I'm not actually as reactionary as it may seem. I want GREAT education of our children from our public schools, not greatly paid teachers. I want a GREAT transportation system paid by the people who use it (I'm for TOLLING of ALL ROADS), not endless susidized roads and trains supporting dozens of transportation bureaucracies who fight each other and fail to deliver. I want a social safety net that is increasingly more effective and inefficient in serving those in need, not a reactive bureaucracy that has too few case workers always in fear of grandstanding front-page lawsuits, too many high-paid bureaucrats, and no plan to ever turn around an obviously dismal status quo.
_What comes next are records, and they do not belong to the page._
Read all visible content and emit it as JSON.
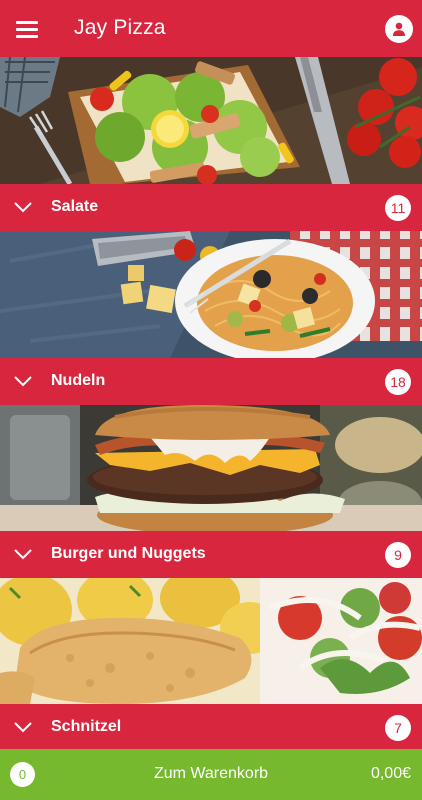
{
  "app_bar": {
    "title": "Jay Pizza",
    "menu_icon": "hamburger-menu-icon",
    "profile_icon": "user-profile-icon",
    "color": "#d8263e"
  },
  "categories": [
    {
      "label": "Salate",
      "count": "11",
      "image": "salad-photo"
    },
    {
      "label": "Nudeln",
      "count": "18",
      "image": "pasta-photo"
    },
    {
      "label": "Burger und Nuggets",
      "count": "9",
      "image": "burger-photo"
    },
    {
      "label": "Schnitzel",
      "count": "7",
      "image": "schnitzel-photo"
    }
  ],
  "cart": {
    "item_count": "0",
    "label": "Zum Warenkorb",
    "total": "0,00€",
    "color": "#76b82e"
  }
}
I want an environmental policy that clearly lays out costs and that punishes polluters upstream at the source, that doesn't put the the rights of salmon way above that of all other wildlife and of our citizenry and that can itemize how much it costs us to flail at salmon recovery for decades, and that isn't just a convenient venue for law firms to help environmnental groups to sue the state, and for the state to sue citizens. The system is broken and unions are a big part of the reason. They don't want to talk about the value proposition that they provide, and they are happy with an inferior status quo. When they start working on making government's bureaucracies and their own members accountable and productive to the public and to students and parents in the case of schools, then they will deserve the gains their efforts produce. Right now, all they seem to produce is politicians who are beholden to them and who therefore reward them for mere existence. Probably not a good long-term way of doing business as Keynes has elsewhere reported.

Stuka

Posted Wed, Feb 3, 12:36 p.m. Inappropriate

I repeat: RTT legislation is a sell-out of our education values for a paltry sum (<$100 per kid.) It's fairly clear that RTT is good for business (the private "learning economy") and bad for unions. What I don't see is any evidence that it is beneficial to students. The unions and legislators should both be asking that question.